Troppo silenzio accompagna l’appello degli economisti per la stabilizzazione del rapporto Debito/Pil (il Manifesto, 16 luglio). Eppure, per la prima volta in molti anni, l’appello non contiene semplicemente una protesta, ma offre un elemento essenziale per risolvere i problemi di politica economica del centro sinistra. Perciò, mentre dobbiamo esprimere molta gratitudine ai firmatari dell’appello, il governo e la maggioranza, nel preparare la Legge Finanziaria, dovrebbero prendere nota del loro ragionamento. In effetti, benché la riduzione del rapporto Debito/Pil costituisca una parte fondamentale degli obiettivi del Dpef, non è affatto indispensabile: restituire i fondi corrispondenti alla riduzione di quel rapporto al mercato internazionale dei capitali non serve a nessuno. Ridurre quel rapporto implica aumentare simmetricamente il rapporto con il Pil di tutte le altre forme di debito privato. In pratica, gli acquirenti di titoli di Stato si rivolgeranno ad altri titoli emessi dal settore privato – obbligazioni, cartelle dei mutui, qualsiasi altro strumento finanziario portatore di interesse. Ora, un aumento del debito privato che fosse originato da nuovi investimenti, sarebbe una buona cosa; ma tutti sanno che gli investimenti in Italia (e in Europa) non sono in difficoltà per una qualche scarsità di mezzi finanziari. Al contrario, c’è un eccesso di risparmio, di profitti, di rendite, di liquidità in tutto il mondo sviluppato, che causa grande volatilità sui mercati finanziari e sul mercato dei cambi. In realtà, la riduzione della quota del debito pubblico italiano sul debito internazionale è, poi, una goccia nel mare della finanza, e cambiamenti nel rapporto Debito/Pil italiano non alterano né l’andamento degli indici dei rendimenti obbligazionari né il valore dell’Euro rispetto al dollaro. Se quel rapporto aumentasse, correremmo il rischio di una peggiore valutazione del debito da parte delle agenzie di rating, con il conseguente aumento degli oneri finanziari per lo Stato, ma poiché il debito sarebbe stabilizzato, il rating non cambierebbe.

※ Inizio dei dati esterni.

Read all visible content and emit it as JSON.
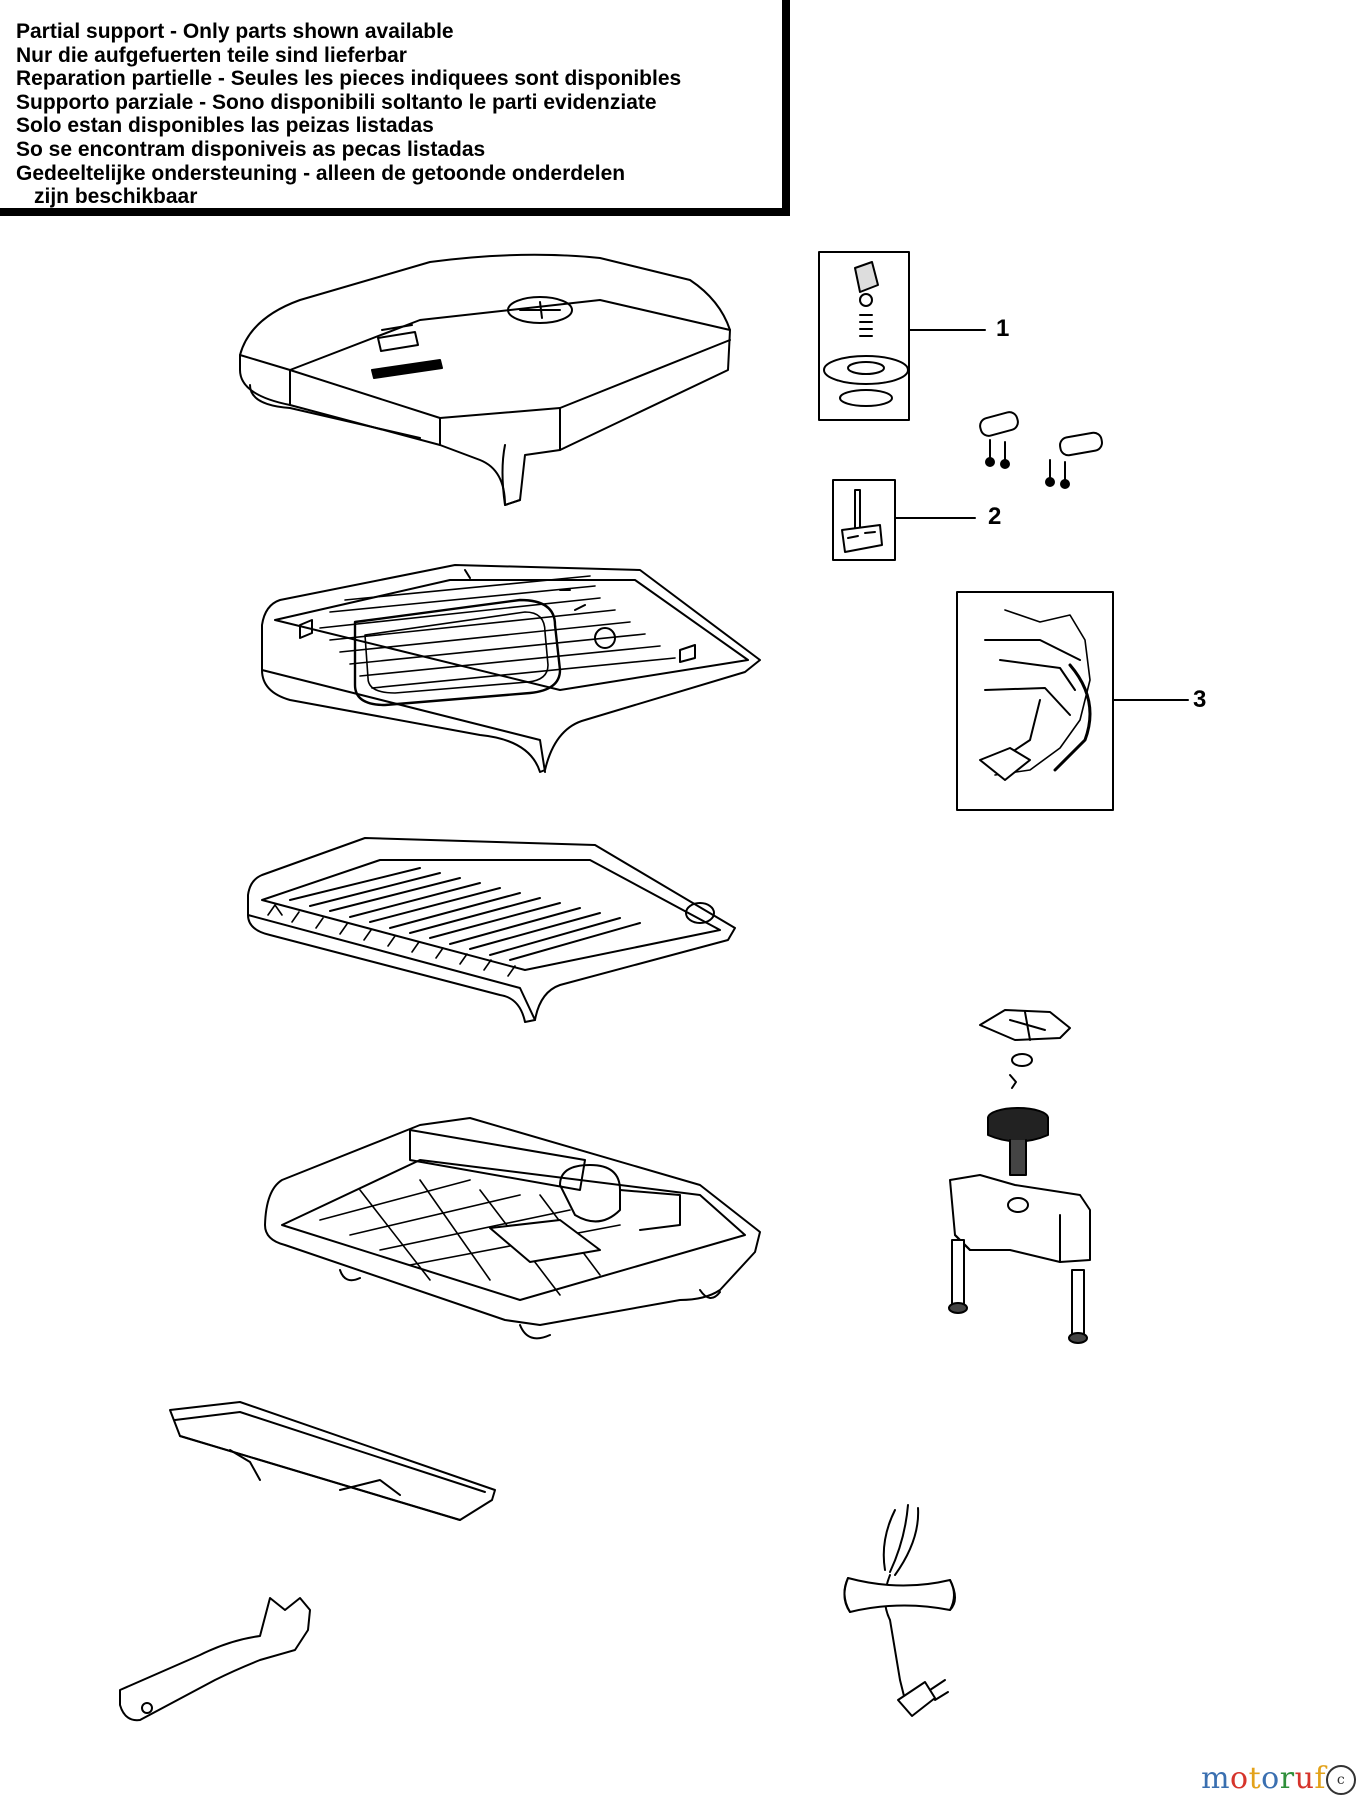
{
  "notice": {
    "lines": [
      "Partial support - Only parts shown available",
      "Nur die aufgefuerten teile sind lieferbar",
      "Reparation partielle - Seules les pieces indiquees sont disponibles",
      "Supporto parziale - Sono disponibili soltanto le parti evidenziate",
      "Solo estan disponibles las peizas listadas",
      "So se encontram disponiveis as pecas listadas",
      "Gedeeltelijke ondersteuning - alleen de getoonde onderdelen",
      "zijn beschikbaar"
    ]
  },
  "callouts": [
    {
      "label": "1"
    },
    {
      "label": "2"
    },
    {
      "label": "3"
    }
  ],
  "watermark": {
    "letters": [
      "m",
      "o",
      "t",
      "o",
      "r",
      "u",
      "f"
    ],
    "badge": "c"
  }
}
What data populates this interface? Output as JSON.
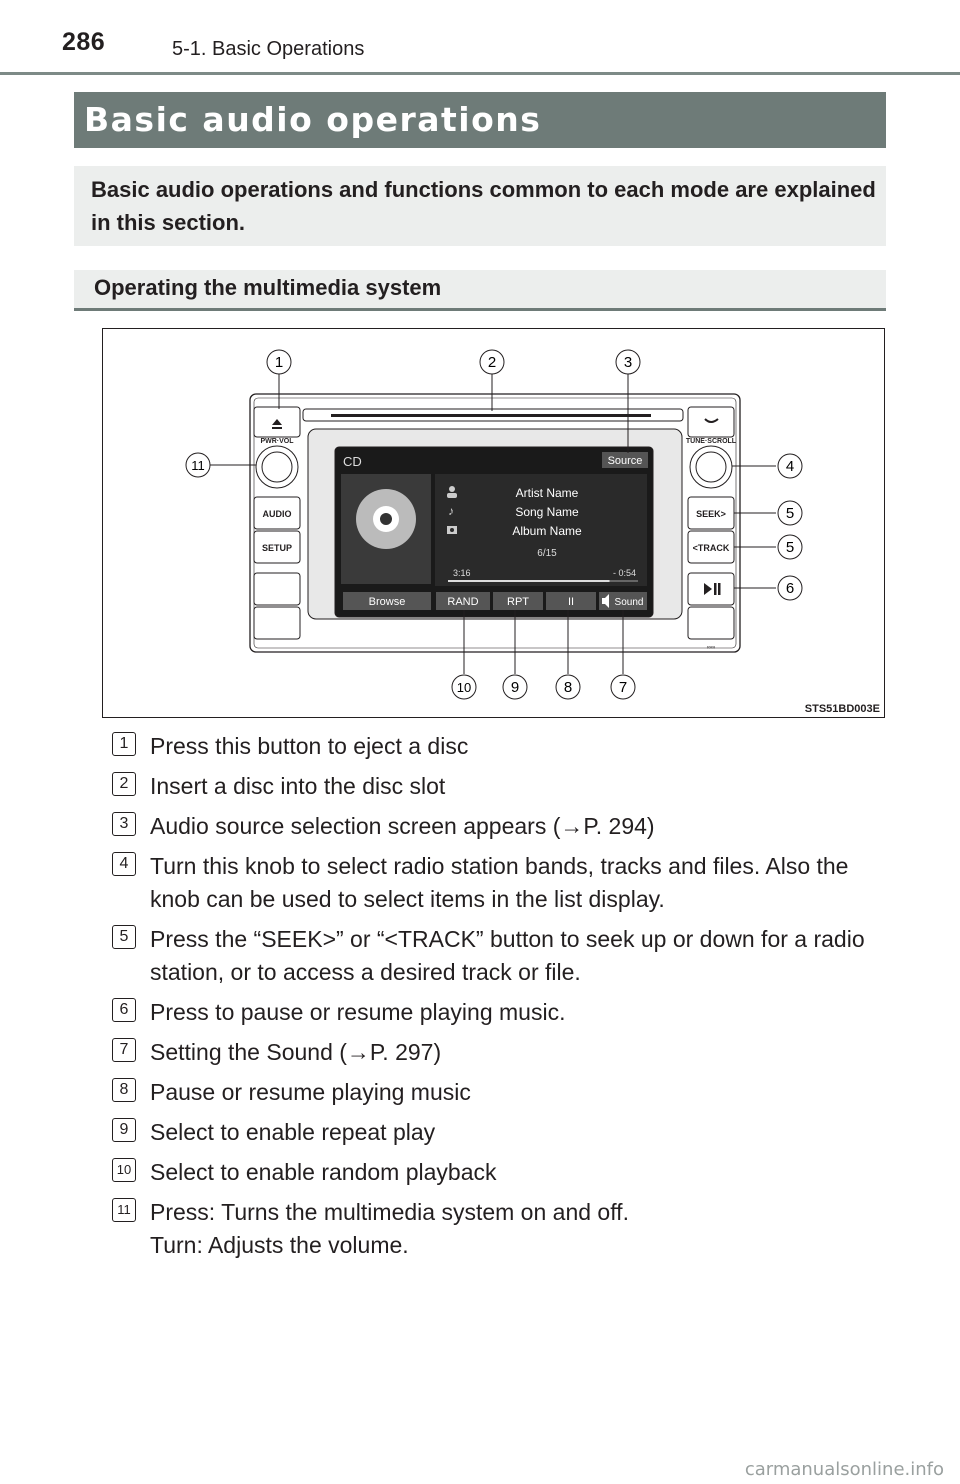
{
  "header": {
    "page_number": "286",
    "chapter": "5-1. Basic Operations"
  },
  "title": "Basic audio operations",
  "intro": "Basic audio operations and functions common to each mode are explained in this section.",
  "section_title": "Operating the multimedia system",
  "figure": {
    "code": "STS51BD003E",
    "screen": {
      "mode": "CD",
      "source": "Source",
      "artist": "Artist Name",
      "song": "Song Name",
      "album": "Album Name",
      "track_count": "6/15",
      "elapsed": "3:16",
      "remaining": "- 0:54",
      "progress": 0.85,
      "buttons": [
        "Browse",
        "RAND",
        "RPT",
        "II",
        "Sound"
      ]
    },
    "left_buttons": {
      "pwr_vol": "PWR·VOL",
      "audio": "AUDIO",
      "setup": "SETUP"
    },
    "right_buttons": {
      "tune_scroll": "TUNE·SCROLL",
      "seek": "SEEK>",
      "track": "<TRACK"
    },
    "callouts": [
      "1",
      "2",
      "3",
      "4",
      "5",
      "5",
      "6",
      "7",
      "8",
      "9",
      "10",
      "11"
    ],
    "icons": [
      "eject-icon",
      "phone-icon",
      "play-pause-icon",
      "person-icon",
      "music-note-icon",
      "disc-icon",
      "speaker-icon"
    ]
  },
  "items": [
    {
      "num": "1",
      "text": "Press this button to eject a disc"
    },
    {
      "num": "2",
      "text": "Insert a disc into the disc slot"
    },
    {
      "num": "3",
      "text": "Audio source selection screen appears (→P. 294)"
    },
    {
      "num": "4",
      "text": "Turn this knob to select radio station bands, tracks and files. Also the knob can be used to select items in the list display."
    },
    {
      "num": "5",
      "text": "Press the “SEEK>” or “<TRACK” button to seek up or down for a radio station, or to access a desired track or file."
    },
    {
      "num": "6",
      "text": "Press to pause or resume playing music."
    },
    {
      "num": "7",
      "text": "Setting the Sound (→P. 297)"
    },
    {
      "num": "8",
      "text": "Pause or resume playing music"
    },
    {
      "num": "9",
      "text": "Select to enable repeat play"
    },
    {
      "num": "10",
      "text": "Select to enable random playback"
    },
    {
      "num": "11",
      "text": "Press: Turns the multimedia system on and off.\nTurn: Adjusts the volume."
    }
  ],
  "footer": "carmanualsonline.info"
}
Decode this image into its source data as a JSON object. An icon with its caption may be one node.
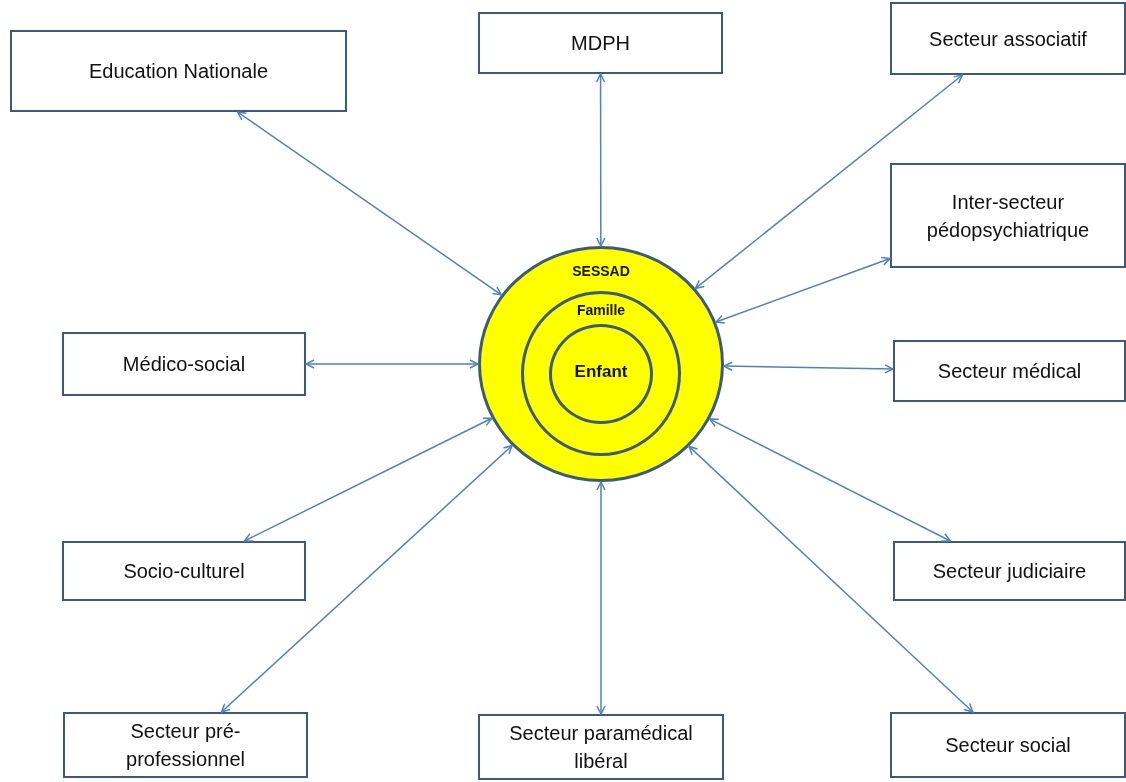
{
  "diagram": {
    "nodes": [
      {
        "text": [
          "Education Nationale"
        ]
      },
      {
        "text": [
          "MDPH"
        ]
      },
      {
        "text": [
          "Secteur associatif"
        ]
      },
      {
        "text": [
          "Inter-secteur pédopsychiatrique"
        ]
      },
      {
        "text": [
          "SESSAD"
        ]
      },
      {
        "text": [
          "Famille"
        ],
        "in": 4
      },
      {
        "text": [
          "Enfant"
        ],
        "in": 5
      },
      {
        "text": [
          "Médico-social"
        ]
      },
      {
        "text": [
          "Secteur médical"
        ]
      },
      {
        "text": [
          "Socio-culturel"
        ]
      },
      {
        "text": [
          "Secteur judiciaire"
        ]
      },
      {
        "text": [
          "Secteur pré-professionnel"
        ]
      },
      {
        "text": [
          "Secteur paramédical libéral"
        ]
      },
      {
        "text": [
          "Secteur social"
        ]
      }
    ],
    "edges": [
      {
        "from": 0,
        "to": 4,
        "arrow": "both"
      },
      {
        "from": 1,
        "to": 4,
        "arrow": "both"
      },
      {
        "from": 2,
        "to": 4,
        "arrow": "both"
      },
      {
        "from": 3,
        "to": 4,
        "arrow": "both"
      },
      {
        "from": 7,
        "to": 4,
        "arrow": "both"
      },
      {
        "from": 8,
        "to": 4,
        "arrow": "both"
      },
      {
        "from": 9,
        "to": 4,
        "arrow": "both"
      },
      {
        "from": 10,
        "to": 4,
        "arrow": "both"
      },
      {
        "from": 11,
        "to": 4,
        "arrow": "both"
      },
      {
        "from": 12,
        "to": 4,
        "arrow": "both"
      },
      {
        "from": 13,
        "to": 4,
        "arrow": "both"
      }
    ]
  }
}
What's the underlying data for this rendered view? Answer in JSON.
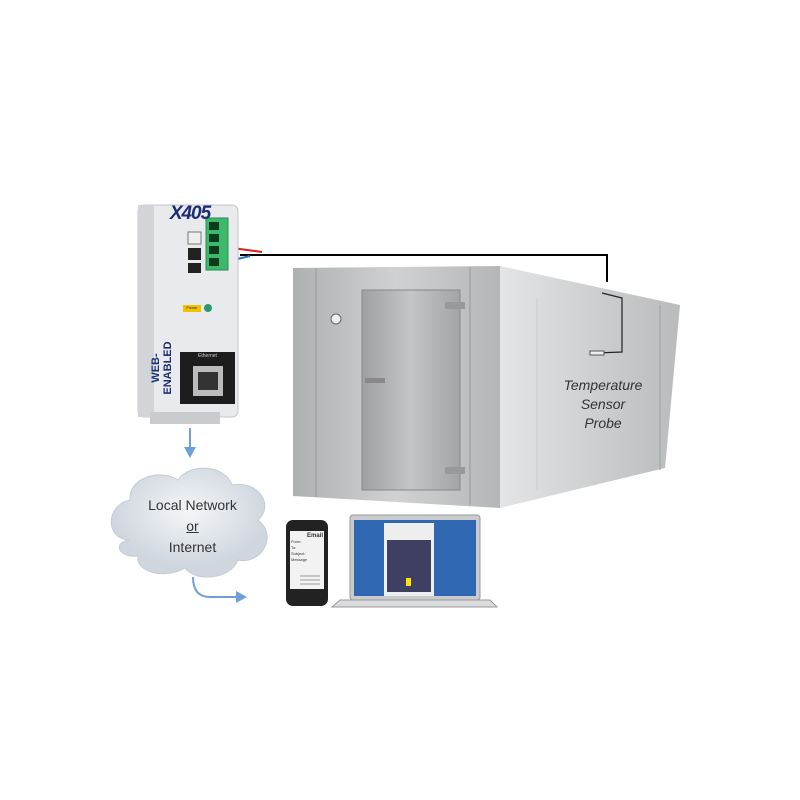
{
  "device": {
    "brand": "X405",
    "side_label": "WEB-ENABLED",
    "power_label": "Power",
    "ethernet_label": "Ethernet"
  },
  "cloud": {
    "line1": "Local Network",
    "line2": "or",
    "line3": "Internet"
  },
  "probe": {
    "line1": "Temperature",
    "line2": "Sensor",
    "line3": "Probe"
  },
  "phone": {
    "title": "Email",
    "fields": [
      "From:",
      "To:",
      "Subject:",
      "Message"
    ]
  },
  "colors": {
    "arrow": "#6f9fd8",
    "wire": "#000000",
    "cooler": "#c8cacb",
    "cloud": "#e3e8ee",
    "laptop_screen": "#2f67b0",
    "terminal": "#3cb96a"
  }
}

Mi si chiederà cosa succederà dopo che il rapporto del debito si sarà stabilizzato: non succederà niente di particolare. Se ci sarà crescita, e se fosse necessario dirottare risparmio verso il settore privato, il rapporto del debito potrà diminuire. Se non ci sarà crescita, il debito privato non crescerà, e il rapporto del debito potrà crescere o restare costante, senza che succedano disastri.
La stabilizzazione del debito, naturalmente, necessita una qualche manovra di aggiustamento, allo scopo di evitare che il debito aumenti, ma rispetto alle pesantissime restrizioni annunciate nel Dpef, permetterebbe di lasciar respirare l’economia e, proprio per questo, di ottenere insperati aumenti di gettito tributario. Gli economisti, nell’appello, ricordano che la riduzione del debito si farebbe riducendo la spesa per pensioni, sanità, pubblico impiego (cioè l’istruzione, la ricerca, l’ambiente), enti locali (cioè, trasporti, cultura, assistenza ai poveri), mentre non è affatto chiaro cosa si guadagni in cambio dei sacrifici richiesti (di nuovo lacrime e sangue?). Il Dpef riconosce che la manovra restrittiva ridurrà la crescita (di nuovo i due tempi?), ma ne dà una valutazione molto ottimistica, perché suppone che una riduzione della domanda complessiva di tre punti di Pil (tra minori spese e maggiori entrate) porti una riduzione della crescita di qualche decimo di punto. Dei tre punti di taglio, due deprimono subito la domanda, e uno va a finanziare “lo sviluppo”, ma il suo effetto benefico, sempre che la medicina funzioni, richiede tempi medi di realizzazione, e nel breve deprime anch’esso la domanda. Così, è difficile capire perché tagliare la domanda pubblica di tre punti di Pil possa evitare una perdita, appunto, di esattamente tre punti di Pil in un solo anno – un evento che segnalerebbe la maggior recessione mai sperimentata in Italia. Si potrebbe perfino pensare di peggio: come ogni aumento di domanda moltiplica il livello del reddito, così ogni diminuzione moltiplica la perdita di reddito (si dimentica spesso, in questi conti, che se la spesa si riduce, la produzione dovrà calare, e con questa i salari, i consumi, di nuovo la produzione, e perciò il reddito, mentre l’inverso avviene se la spesa aumenta). So che non finirà in questo modo, ma l’appello degli economisti chiede solo di evitare di affidarsi allo stellone d’Italia – un modo non esemplare di dichiararsi riformisti.